Het duurt nog tot september 1986 voor hij kan terugkeren naar zijn geboortedorp. In Gemert worden dan de klaslokalen van de Nazarethschool aan het Binderseind omgevormd tot ateliers voor kunstenaars. Jan van Gemert en Rick Boesewinkel kunnen er zo’n ruimte huren. Het stel vindt woonruimte aan de Ruijschenberghstraat en zo wordt Jan van Gemert weer een echte Gemertse kunstenaar.

Hij maakt nog vijf jaar gebruik van zijn Nazarethatelier tot hij op 11 september 1991 overlijdt. Hij wordt begraven op het kerkhof bij de Sint- Janskerk in Gemert. Zijn vrouw Rick ontwerpt in mozaïek de zerk voor zijn graf. Dat graf is inmiddels geruimd, maar de zerk wordt door de familie bewaard.
Jans vrouw Rick Boesewinkel overlijdt anderhalf jaar na hem, op 4 februari 1993. Zijn eerste vrouw Anna Maria (Jo) van den Broek overlijdt een jaar daarna, op 21 februari 1994. Zijn dochter Petra overlijdt op 2 juni 2013. “Leven = niet-begrijpen. Alléén de dood lost alles op”, schrijft Jan van Gemert ooit.
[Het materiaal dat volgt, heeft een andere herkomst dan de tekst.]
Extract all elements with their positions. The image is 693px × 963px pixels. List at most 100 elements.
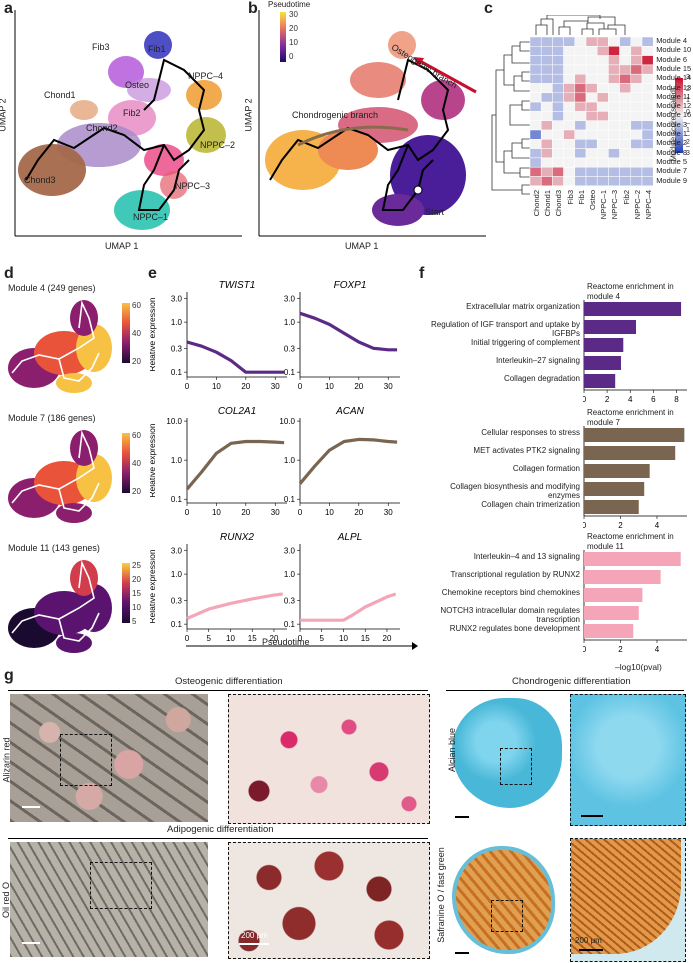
adipo-rule	[8, 838, 428, 839]
heatmap-cell	[608, 101, 620, 112]
heatmap-cell	[529, 111, 542, 121]
heatmap-col-label: Chond3	[554, 189, 564, 217]
reactome-term: Initial triggering of complement	[471, 338, 580, 347]
heatmap-cell	[574, 55, 587, 66]
heatmap-cell	[608, 92, 620, 103]
pseudotime-cloud	[390, 135, 466, 215]
heatmap-cell	[552, 64, 564, 75]
scale-bar	[22, 806, 40, 808]
alcian-blue-image	[452, 698, 562, 808]
trajectory-line-branch	[381, 144, 434, 211]
alcian-label: Alcian blue	[447, 727, 458, 773]
heatmap-cell	[529, 157, 542, 168]
scale-bar	[22, 942, 40, 944]
heatmap-legend-tick: 2	[686, 85, 690, 93]
x-tick: 30	[384, 508, 393, 517]
reactome-term: Cellular responses to stress	[481, 428, 580, 437]
gene-title: RUNX2	[220, 532, 254, 543]
scale-bar	[455, 816, 469, 818]
heatmap-cell	[563, 46, 576, 56]
cluster-label: Fib1	[148, 44, 166, 54]
heatmap-cell	[540, 36, 553, 47]
heatmap-cell	[630, 111, 643, 121]
cluster-chond3	[18, 144, 86, 196]
heatmap-legend-tick: –3	[686, 143, 690, 157]
x-tick: 30	[384, 382, 393, 391]
heatmap-cell	[596, 176, 609, 187]
module-colorbar	[122, 563, 130, 623]
heatmap-cell	[552, 166, 564, 177]
heatmap-cell	[619, 101, 632, 112]
pseudotime-cloud	[318, 130, 378, 170]
heatmap-col-label: NPPC–2	[632, 189, 642, 219]
heatmap-cell	[619, 92, 632, 103]
heatmap-cell	[641, 157, 654, 168]
expression-line	[299, 311, 398, 352]
heatmap-cell	[585, 55, 598, 66]
chondro-rule	[446, 690, 684, 691]
reactome-bar	[584, 302, 682, 316]
heatmap-row-label: Module 13	[656, 82, 692, 92]
heatmap-legend-tick: 1	[686, 97, 690, 104]
pseudotime-axis-arrow	[186, 642, 418, 650]
heatmap-cell	[619, 120, 632, 131]
heatmap-cell	[630, 120, 643, 131]
scale-label: 200 μm	[575, 936, 602, 945]
trajectory-line-branch	[137, 144, 190, 211]
heatmap-cell	[563, 101, 576, 112]
heatmap-cell	[619, 148, 632, 159]
heatmap-cell	[552, 46, 564, 56]
heatmap-cell	[585, 64, 598, 75]
heatmap-cell	[641, 46, 654, 56]
y-tick: 0.1	[171, 495, 183, 504]
oil-red-image	[10, 842, 208, 957]
zoom-box	[500, 748, 532, 785]
heatmap-cell	[563, 73, 576, 84]
heatmap-cell	[563, 176, 576, 187]
x-tick: 0	[583, 521, 587, 530]
heatmap-cell	[619, 139, 632, 149]
heatmap-cell	[630, 148, 643, 159]
heatmap-cell	[619, 157, 632, 168]
module-umap	[8, 430, 112, 523]
heatmap-cell	[585, 92, 598, 103]
heatmap-cell	[585, 36, 598, 47]
heatmap-cell	[596, 120, 609, 131]
heatmap-cell	[563, 55, 576, 66]
heatmap-cell	[529, 64, 542, 75]
heatmap-cell	[563, 64, 576, 75]
module-colorbar-tick: 40	[132, 329, 141, 338]
heatmap-cell	[630, 64, 643, 75]
expression-line	[185, 439, 285, 491]
y-axis-label: Relative expression	[150, 549, 157, 623]
umap-y-label: UMAP 2	[0, 98, 8, 132]
heatmap-cell	[585, 157, 598, 168]
reactome-term: Collagen degradation	[503, 374, 580, 383]
reactome-term: Collagen chain trimerization	[481, 500, 580, 509]
heatmap-row-label: Module 10	[656, 45, 692, 55]
heatmap-cell	[630, 73, 643, 84]
reactome-term: RUNX2 regulates bone development	[449, 624, 580, 633]
y-tick: 1.0	[171, 570, 183, 579]
module-title: Module 4 (249 genes)	[8, 283, 96, 293]
module-colorbar-tick: 25	[132, 561, 141, 570]
x-tick: 0	[583, 645, 587, 654]
heatmap-cell	[630, 36, 643, 47]
heatmap-cell	[552, 92, 564, 103]
heatmap-cell	[552, 148, 564, 159]
heatmap-legend-tick: –1	[686, 120, 690, 134]
x-tick: 4	[655, 645, 660, 654]
heatmap-row-label: Module 14	[656, 73, 692, 83]
heatmap-cell	[608, 139, 620, 149]
x-tick: 2	[605, 395, 610, 404]
heatmap-cell	[574, 73, 587, 84]
heatmap-cell	[585, 166, 598, 177]
heatmap-col-label: Fib3	[565, 189, 575, 205]
cluster-label: Chond2	[86, 123, 118, 133]
alcian-blue-zoom-image	[570, 694, 686, 826]
heatmap-cell	[585, 83, 598, 94]
module-umap	[8, 560, 112, 653]
x-tick: 5	[320, 634, 325, 643]
x-tick: 4	[655, 521, 660, 530]
module-colorbar-tick: 10	[132, 603, 141, 612]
Jan van Gemert was ook een woordkunstenaar. Er zijn weinig teksten van hem bewaard gebleven. In Maar niet over Jan van Gemert schrijft Fred Backus: “Jan van Gemert is een schrijver die zich een publiek heeft verschaft dat iedere keer opnieuw in lichterlaaie staat: de potkachel.” Hij schaamde zich volgen Backus voor zijn teksten. Jan schreef wel de tekst voor zijn eigen gedachteniskaart:

“Ik ga op weg
en laat mijn huis
verdonkeren in de nacht.
Vergeef me wat ik achter laat
wat ik zo zeer heb lief gehad
mijn huis en haard
en stille straat
en jou mijn eigen hart.”

Stichtingen
Jan van Gemert is dood. Maar zijn naam leeft nog. Op zijn zestigste verjaardag schenkt zijn vrouw Rick Boesewinkel hem een stichting die zijn naam draagt. Jan zit daar volgens zijn zoon Gregoor niet op te wachten, maar hij laat het op zijn beloop. Frans de Man – zijn buurman in Kelpen-Oler en directeur van D’n Elzent – wordt voorzitter van deze Jan van Gemertstichting. Zijn zoon Gregoor wordt penningmeester. De stichting reikt tweejaarlijks de Jan van Gemert-aanmoedigingsprijs uit aan professioneel werkende beeldend kunstenaars in Oost-Brabant die jonger zijn dan 36 jaar. De prijs bestaat uit een penning, 2000 gulden en een expositie. De kosten worden gefinancierd uit de nalatenschap van Jan van Gemert. Maar zelfs na zijn dood heeft Jan van Gemert het geluk niet aan zijn zijde. Aanvankelijk zijn er slechts tien inzendingen voor de prijs, waardoor de prijsuitreiking wordt uitgesteld. Pas als kandidaten direct worden aangeschreven, komen er bijna vijftig aanmeldingen. Jos van der Sommen uit Eindhoven is in 1995 de eerste winnaar, Saskia Vermeesch uit Deurne volgt hem in 1997 op. De stichting sterft enkele jaren later een stille dood. “Ik heb de stichting opgeheven bij gebrek aan baten”, zegt Gregoor van Gemert. Jan van Gemert is dood. Maar zijn naam leeft nog. In zijn eigen Gemert is een nieuwe Stichting Jan van Gemert opgericht. Doel van de stichting is om kunstenaars en publiek met elkaar in contact te brengen. De stichting organiseert daartoe tweejaarlijks de Open Atelierroute Gemert. Die bestaat uit twee expositiedagen op eerste en tweede pinksterdag. Door coronamaatregelen kon de Open Atelierroute Gemert in 2020 niet doorgaan, maar in 2018 trok het evenement ruim tweeduizend bezoekers.

Wie werk van Jan van Gemert wil zien, hoeft niet te wachten tot Pinksteren. Het is permanent te zien op meer dan tien openbare plekken in Gemert.